Stop Saying That Public School Teachers Are ‘Underpaid’

One of the more enduring education-policy myths is that public-school teachers are “underpaid” on average, and therefore that raising teacher pay across the board would improve student achievement. The latest exercise in mythmaking is a Time article titled, “Teachers Make Less Than Peers in Almost Any Other Job,” which draws on an international survey of teacher pay published by the OECD. The main point of the article is that teachers receive lower salaries than other workers with the same level of education. Therefore, teachers must be underpaid.
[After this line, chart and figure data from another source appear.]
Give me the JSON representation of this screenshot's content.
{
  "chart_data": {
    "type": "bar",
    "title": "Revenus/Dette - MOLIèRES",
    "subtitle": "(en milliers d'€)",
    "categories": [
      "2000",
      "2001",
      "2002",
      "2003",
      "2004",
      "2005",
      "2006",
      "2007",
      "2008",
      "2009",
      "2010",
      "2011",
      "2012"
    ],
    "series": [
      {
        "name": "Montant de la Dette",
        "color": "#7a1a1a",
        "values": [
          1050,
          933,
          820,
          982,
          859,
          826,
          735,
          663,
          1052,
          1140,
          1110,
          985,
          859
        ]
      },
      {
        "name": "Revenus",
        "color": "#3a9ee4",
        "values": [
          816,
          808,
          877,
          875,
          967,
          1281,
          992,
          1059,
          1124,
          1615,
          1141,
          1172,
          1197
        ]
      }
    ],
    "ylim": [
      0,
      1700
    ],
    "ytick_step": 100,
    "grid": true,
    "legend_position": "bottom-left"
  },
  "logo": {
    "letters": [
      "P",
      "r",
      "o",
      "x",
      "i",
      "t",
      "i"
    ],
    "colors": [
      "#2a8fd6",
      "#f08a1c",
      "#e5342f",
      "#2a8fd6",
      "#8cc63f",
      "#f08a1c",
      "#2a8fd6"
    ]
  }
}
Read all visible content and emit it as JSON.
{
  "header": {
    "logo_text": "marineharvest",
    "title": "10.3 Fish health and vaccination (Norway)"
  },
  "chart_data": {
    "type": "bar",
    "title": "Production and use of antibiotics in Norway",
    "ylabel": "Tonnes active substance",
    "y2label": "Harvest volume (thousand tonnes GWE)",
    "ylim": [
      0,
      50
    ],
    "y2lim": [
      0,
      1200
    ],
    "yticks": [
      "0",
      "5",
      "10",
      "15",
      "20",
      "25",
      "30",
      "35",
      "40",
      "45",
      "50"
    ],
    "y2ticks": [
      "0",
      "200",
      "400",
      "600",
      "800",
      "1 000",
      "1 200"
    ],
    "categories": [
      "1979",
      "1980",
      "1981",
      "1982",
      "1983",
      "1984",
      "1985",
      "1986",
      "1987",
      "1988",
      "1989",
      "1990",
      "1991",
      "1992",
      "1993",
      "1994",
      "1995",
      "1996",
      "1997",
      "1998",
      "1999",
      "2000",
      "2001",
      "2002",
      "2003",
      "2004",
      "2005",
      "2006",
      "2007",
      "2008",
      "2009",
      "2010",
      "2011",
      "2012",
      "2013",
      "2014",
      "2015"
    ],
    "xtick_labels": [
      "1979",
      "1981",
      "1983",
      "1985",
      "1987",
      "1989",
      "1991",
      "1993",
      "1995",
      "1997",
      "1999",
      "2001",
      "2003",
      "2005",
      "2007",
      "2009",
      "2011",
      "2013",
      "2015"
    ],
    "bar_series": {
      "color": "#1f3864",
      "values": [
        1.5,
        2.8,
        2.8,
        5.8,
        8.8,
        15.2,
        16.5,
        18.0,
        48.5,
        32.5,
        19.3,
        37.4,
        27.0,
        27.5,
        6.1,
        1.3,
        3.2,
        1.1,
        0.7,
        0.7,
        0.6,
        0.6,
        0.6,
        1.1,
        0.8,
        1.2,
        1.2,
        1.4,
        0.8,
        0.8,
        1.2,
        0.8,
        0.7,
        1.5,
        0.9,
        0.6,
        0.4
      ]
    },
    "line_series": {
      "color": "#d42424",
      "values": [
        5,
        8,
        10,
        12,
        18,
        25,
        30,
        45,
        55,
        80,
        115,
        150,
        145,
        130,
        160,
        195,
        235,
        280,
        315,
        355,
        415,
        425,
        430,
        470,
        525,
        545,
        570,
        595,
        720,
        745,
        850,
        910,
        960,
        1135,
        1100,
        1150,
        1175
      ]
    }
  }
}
There are several problems with that reasoning. First, two people do not have the same skills just because they spend the same number of years in college or graduate school. Consider that architects earn more money than other workers with the same level of education. Does that mean architects are “overpaid”? Fields of study matter, and the education degree — held by roughly half of teachers — is considered one of the least rigorous. Equating it to a degree in, say, computer science makes for a misleading comparison.

Second, the OECD data cover only salaries, not fringe benefits. As with most public-sector jobs, compensation for teaching is weighted more heavily toward pension and health benefits compared to the private sector. In fact, the value of fringe benefits (as a percentage of wages) for the average public-school teacher is more than double the benefits package received by the typical worker in a large private-sector firm. Teachers also enjoy considerably more job security than their counterparts in the private sector. Perhaps the best indication that overall compensation is adequate is that few teachers leave for a different profession, and, when they do, they typically are not able to find higher-paying jobs.
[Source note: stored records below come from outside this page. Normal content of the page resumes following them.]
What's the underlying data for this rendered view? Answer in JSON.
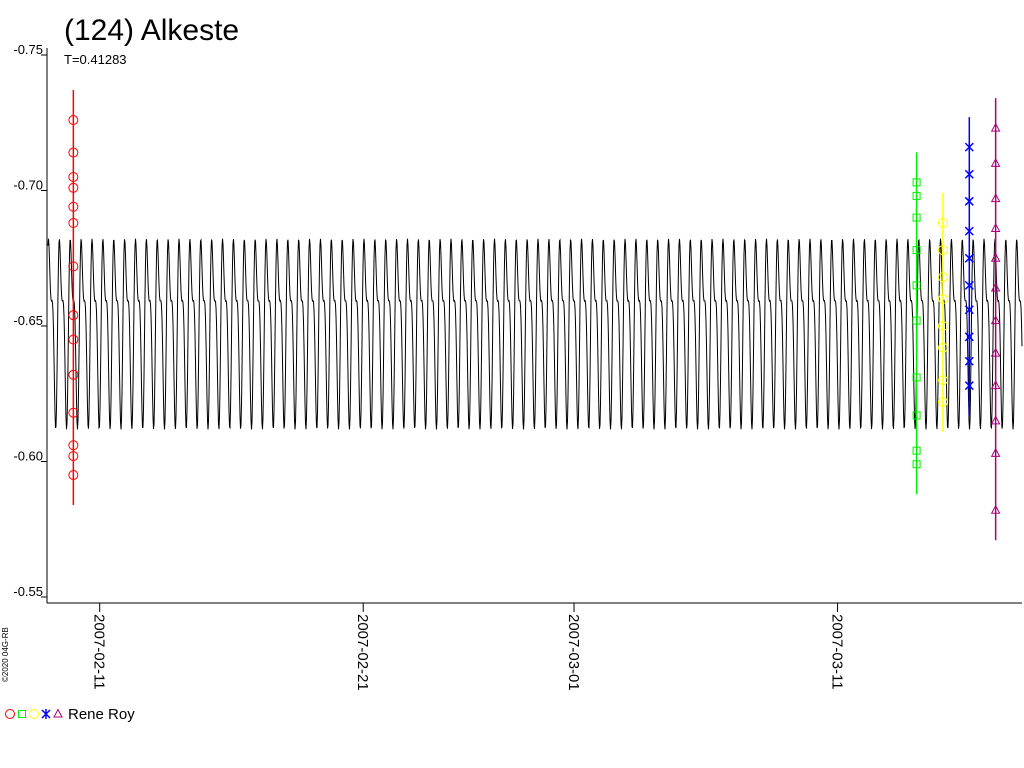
{
  "chart_data": {
    "type": "scatter",
    "title": "(124) Alkeste",
    "subtitle": "T=0.41283",
    "period": 0.41283,
    "credit": "©2020 04G-RB",
    "legend": "Rene Roy",
    "ylim": [
      -0.75,
      -0.55
    ],
    "yticks": [
      {
        "value": -0.75,
        "label": "-0.75"
      },
      {
        "value": -0.7,
        "label": "-0.70"
      },
      {
        "value": -0.65,
        "label": "-0.65"
      },
      {
        "value": -0.6,
        "label": "-0.60"
      },
      {
        "value": -0.55,
        "label": "-0.55"
      }
    ],
    "xlim": [
      "2007-02-09",
      "2007-03-18"
    ],
    "xticks": [
      "2007-02-11",
      "2007-02-21",
      "2007-03-01",
      "2007-03-11"
    ],
    "series": [
      {
        "color": "#ff0000",
        "marker": "circle",
        "x": [
          "2007-02-10",
          "2007-02-10",
          "2007-02-10",
          "2007-02-10",
          "2007-02-10",
          "2007-02-10",
          "2007-02-10",
          "2007-02-10",
          "2007-02-10",
          "2007-02-10",
          "2007-02-10",
          "2007-02-10",
          "2007-02-10",
          "2007-02-10"
        ],
        "values": [
          -0.726,
          -0.714,
          -0.705,
          -0.701,
          -0.694,
          -0.688,
          -0.672,
          -0.654,
          -0.645,
          -0.632,
          -0.618,
          -0.606,
          -0.602,
          -0.595
        ]
      },
      {
        "color": "#00ee00",
        "marker": "square",
        "x": [
          "2007-03-14",
          "2007-03-14",
          "2007-03-14",
          "2007-03-14",
          "2007-03-14",
          "2007-03-14",
          "2007-03-14",
          "2007-03-14",
          "2007-03-14",
          "2007-03-14"
        ],
        "values": [
          -0.703,
          -0.698,
          -0.69,
          -0.678,
          -0.665,
          -0.652,
          -0.631,
          -0.617,
          -0.604,
          -0.599
        ]
      },
      {
        "color": "#ffff00",
        "marker": "circle",
        "x": [
          "2007-03-15",
          "2007-03-15",
          "2007-03-15",
          "2007-03-15",
          "2007-03-15",
          "2007-03-15",
          "2007-03-15",
          "2007-03-15"
        ],
        "values": [
          -0.688,
          -0.678,
          -0.668,
          -0.66,
          -0.65,
          -0.642,
          -0.63,
          -0.622
        ]
      },
      {
        "color": "#0000ff",
        "marker": "star",
        "x": [
          "2007-03-16",
          "2007-03-16",
          "2007-03-16",
          "2007-03-16",
          "2007-03-16",
          "2007-03-16",
          "2007-03-16",
          "2007-03-16",
          "2007-03-16",
          "2007-03-16"
        ],
        "values": [
          -0.716,
          -0.706,
          -0.696,
          -0.685,
          -0.675,
          -0.665,
          -0.656,
          -0.646,
          -0.637,
          -0.628
        ]
      },
      {
        "color": "#aa0077",
        "marker": "triangle",
        "x": [
          "2007-03-17",
          "2007-03-17",
          "2007-03-17",
          "2007-03-17",
          "2007-03-17",
          "2007-03-17",
          "2007-03-17",
          "2007-03-17",
          "2007-03-17",
          "2007-03-17",
          "2007-03-17",
          "2007-03-17"
        ],
        "values": [
          -0.723,
          -0.71,
          -0.697,
          -0.686,
          -0.675,
          -0.664,
          -0.652,
          -0.64,
          -0.628,
          -0.615,
          -0.603,
          -0.582
        ]
      }
    ]
  }
}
Third, what would an across-the-board pay increase buy us? Teacher quality certainly matters, but predicting who will be an effective teacher is not easy. As the modest-at-best results of programs like Teach for America suggest, simply unleashing young Ivy Leaguers on our school system is probably not going to have a dramatic effect on student achievement.

Paying the most effective teachers enough to keep them in the classroom makes sense. An across-the-board increase for the profession does not.

Jason Richwine is a public-policy analyst and a contributor to National Review Online.